Recipes
Sandwich Fillers
Ahhh, the humble sanga… so often a last minute addition to a lunchbox using whatever is left over in the fridge (cheese slices again??), or, at the other end of the scale, a gourmet-crafted cafe creation, at an appropriately gourmet price.
Sandwich fillings can be many and varied, and nutritionally can pack everything you need to power through the afternoon.
With just a little thought beforehand, there's no need for sandwiches to be boring. Here are a few ideas:
Think first about bread varieties
- Bagel, Bread roll, Cracker bread, Rice cakes, English Muffins for toasting.
- Sliced bread, Cobb, Tortilla, Flat breads - Lebanese / Lavash breads, Naan, Pide.
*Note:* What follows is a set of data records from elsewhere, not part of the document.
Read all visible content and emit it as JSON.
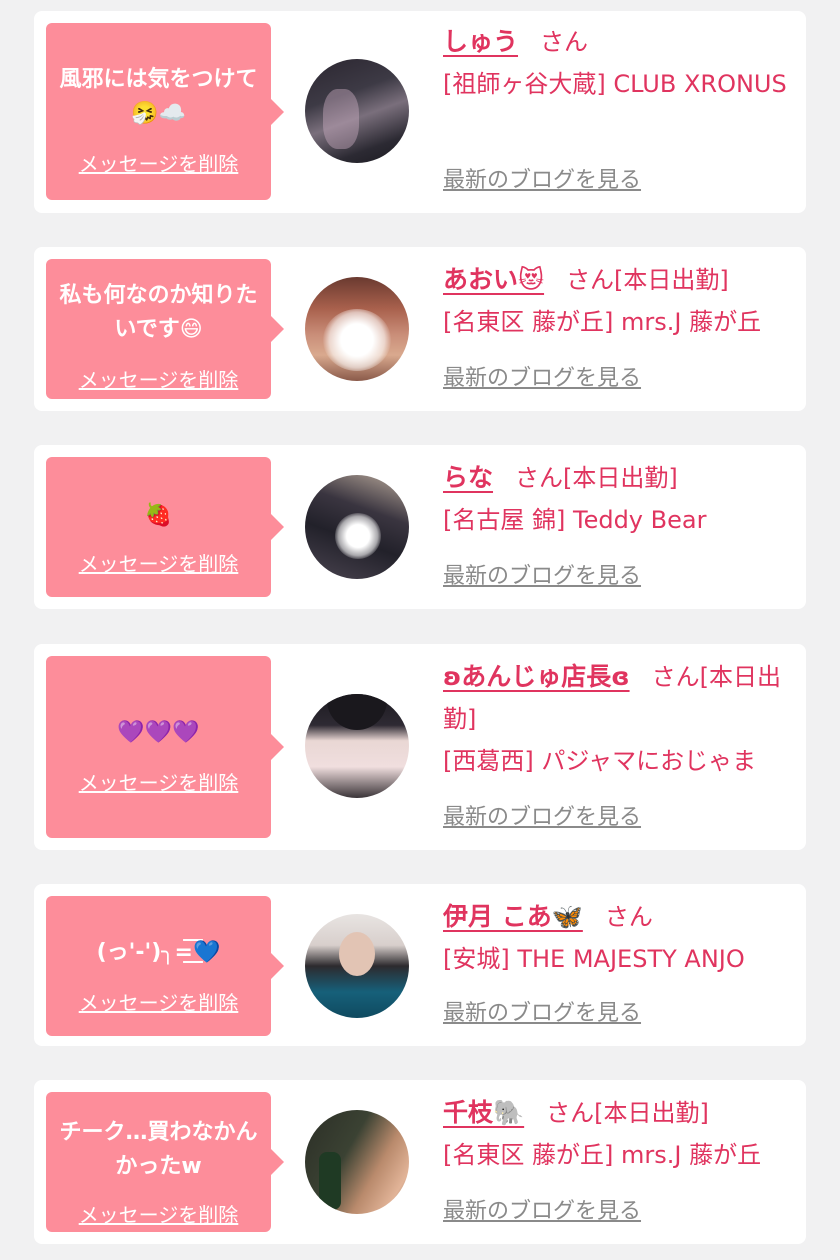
{
  "common": {
    "delete_label": "メッセージを削除",
    "blog_label": "最新のブログを見る"
  },
  "cards": [
    {
      "message": "風邪には気をつけて🤧☁️",
      "name": "しゅう",
      "suffix": "さん",
      "shop": "[祖師ヶ谷大蔵] CLUB XRONUS"
    },
    {
      "message": "私も何なのか知りたいです😄",
      "name": "あおい😻",
      "suffix": "さん[本日出勤]",
      "shop": "[名東区 藤が丘] mrs.J 藤が丘"
    },
    {
      "message": "🍓",
      "name": "らな",
      "suffix": "さん[本日出勤]",
      "shop": "[名古屋 錦] Teddy Bear"
    },
    {
      "message": "💜💜💜",
      "name": "ʚあんじゅ店長ɞ",
      "suffix": "さん[本日出勤]",
      "shop": "[西葛西] パジャマにおじゃま"
    },
    {
      "message": "(っ'-')╮=͟͟͞͞💙",
      "name": "伊月 こあ🦋",
      "suffix": "さん",
      "shop": "[安城] THE MAJESTY ANJO"
    },
    {
      "message": "チーク…買わなかんかったw",
      "name": "千枝🐘",
      "suffix": "さん[本日出勤]",
      "shop": "[名東区 藤が丘] mrs.J 藤が丘"
    }
  ]
}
Foccacia.
Plenty of variety will keep it all interesting.
Protein for building and repairing muscle
- Chicken breast / Chicken pieces.
- Ham / Pastrami / Triple smoked ham.
- Felafel.
- Tuna / Salmon / Mackerel / Kippers / Sardines.
- Smoked trout / Salmon / chicken breast.
- Prawns.
- Turkey.
- Eggs.
- Roast meats - lamb / beef / Turkey / Chicken.
Salad Items - vitamins, minerals and fibre,
Vegetables are very low in calories
(except Avocados, which are naturally high in healthy fat)
- Carrot.
- Cucumber.
- Baby Spinach.
- Lettuce varieties, Cos / Mesclun.
- Tomato.
- Avocado.
- Capsicum.
- Red Onion.
- Shallots / Spring Onions.
- Tabbouleh.
Processed Items
- Sweet Corn (Creamed or in Brine).
- Pickled or Roasted Vegetables eg: Eggplant / Capsicum, sundried tomatoes, olives (3-5 at a time).
- Capers.
- Gherkins (Pickled Cucumber).
Cheeses
- Cream / Cottage Cheese / Ricotta / Fetta / Cheddar / Brie / Camembert/ Vintage varieties.
For a taste sensation…try these condiments
- Sweet chilli sauce.
- Hummus / Tahini / Tarasalmata /Tsat.
- Horseradish.
- Mustard.
- Mayonnaise.
- Lemon / Lime Juice.
- Low fat sour cream.
- Red Onions.
- Shallots.
- Mango Chutney.
- Apricot Chutney.
- Cracked Pepper.
- Fresh herbs, Basil, Mint.
- Cranberry Chutney.
Sandwich filler suggestions
- Roast Beef, tomato chutney, red onion, lettuce and 2 slices of Brie.
- Roast Lamb, Fetta and Hummus, mesclun lettuce.
- Chicken, Avocado, mayonnaise, lettuce.
- Egg, Mayo & Lettuce.
- Egg Mayo, sweet corn (strained) and chives.
- Curried Egg, mayo and lettuce.
- Smoked trout with tomato and red onion.
- Smoked salmon, cream cheese, lettuce and capers.
- Salmon, cucumber.
- Ham, Gherkin and cheddar cheese.
- Roast Turkey breast, camembert and Cranberry sauce.
- Chicken, sweet chilli sauce, mayo and avocado with lettuce.
- Ham and salad
Why not create your own specialty?
Don’t forget that your bread choices affect fullness and fibre intake.